IMMIGRAZIONE/ Il provvedimento del Governo era necessario, ma l’emergenza si può superare
Oggi il Ministro dell’Interno Roberto Maroni riferirà in Parlamento sul discusso provvedimento con cui lo stato di emergenza per l’immigrazione è stato esteso a tutto il territorio nazionale. ilsussidiario.net ha intervistato il Sottosegretario ALFREDO MANTOVANO per capire la situazione del fenomeno immigratorio e le ragioni dell’ordinanza del Governo. Leggi anche l’approfondimento di ALBERTO PIATTI, Segretario generale di Fondazione Avsi

Nell’ultimo Consiglio dei Ministri di venerdì scorso, il Governo ha decretato lo stato di emergenza su tutto il territorio nazionale per gestire i flussi di immigrazione clandestina. Un provvedimento già adottato dal precedente esecutivo, ma solamente per Sicilia, Calabria e Puglia.
Oggi il Ministro dell’Interno Maroni riferirà in Parlamento sulla decisione presa, nel frattempo abbiamo raggiunto il Sottosegretario dell’Interno Alfredo Mantovano per aiutarci a capire la situazione del fenomeno immigratorio e le ragioni dell’ordinanza del Governo.
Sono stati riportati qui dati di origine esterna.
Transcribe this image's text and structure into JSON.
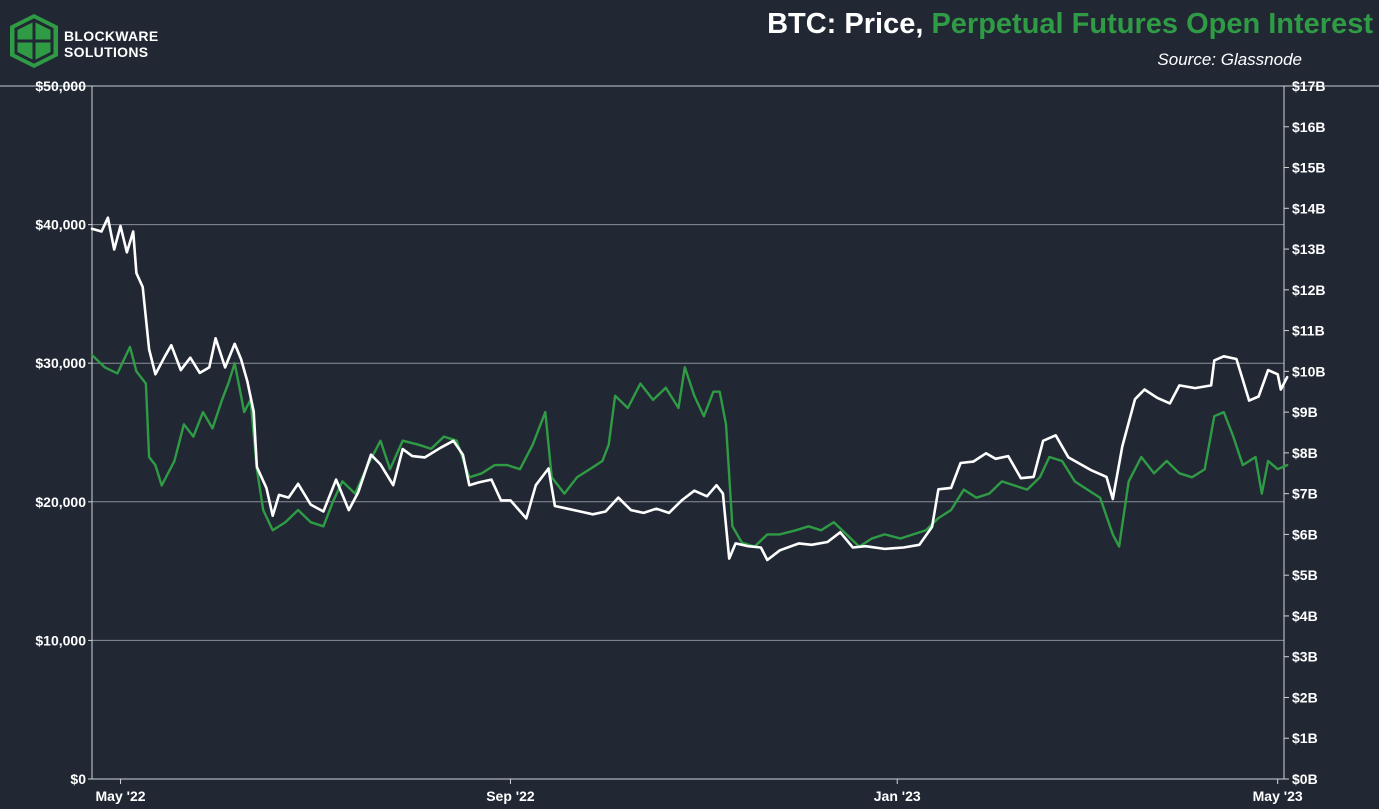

Ci troviamo di fronte a un’emergenza che ha conosciuto un forte impulso negli ultimi anni, specie negli ultimi due, quando alcune nazioni europee, come la Spagna e la Francia, hanno deciso di restringere l’ingresso nei loro Paesi e i clandestini si sono riversati sull’Italia pensando che fosse più facile entrarci e rimanerci. Non è un caso che a Lampedusa oggi sbarchi un numero di immigrati dieci volte superiore a quello di tre anni fa.
Il centro di prima di accoglienza di Lampedusa, che affronta le prime 24-48 ore successive agli sbarchi, fornisce le prime cure materiali e opera un primo screening sanitario.
Ovviamente Lampedusa è una piccola isola che non offre la possibilità di ospitare molti immigrati, soprattutto ora che il loro numero è aumentato in maniera vertiginosa. Per questo, attraverso dei ponti aerei, essi vengono trasferiti in altre zone del territorio nazionale.
Il primo effetto è quello di avere a disposizione strumenti più agili e veloci rispetto a quelli che di solito si hanno a disposizione per far fronte a queste emergenze.
Si tratta di trovare dalla mattina alla sera tutto quello che può servire a sfamare e curare migliaia di persone. Sveltire le procedure amministrative attraverso tale meccanismo non può che essere d’aiuto ad affrontare questo tipo di esigenza.
Penso che anche la più rigorosa delle norme nazionali non può risolvere totalmente il problema. C’è bisogno di una politica d’area, una politica europea.
Vanno poi intensificati i rapporti bilaterali con i Paesi di provenienza e di transito. In particolare, lo sforzo politico, prima ancora che giuridico, va dato per attuare completamente l’accordo con la Libia, sottoscritto nel dicembre dello scorso anno dall’allora Ministro Amato, che è rimasto finora sulla carta.
Veniva previsto l’invio di aiuti alla Libia in cambio di collaborazione nella gestione dei flussi migratori.
Durante la precedente esperienza di governo questi aiuti sono stati effettivamente mandati: penso ai prefabbricati usati per costruire campi, alle attività di istruzione per le forze di polizie libiche, ai vari mezzi (autovetture e motovedette) consegnate a Tripoli.
Si tratta ora di riprendere quest’opera di collaborazione.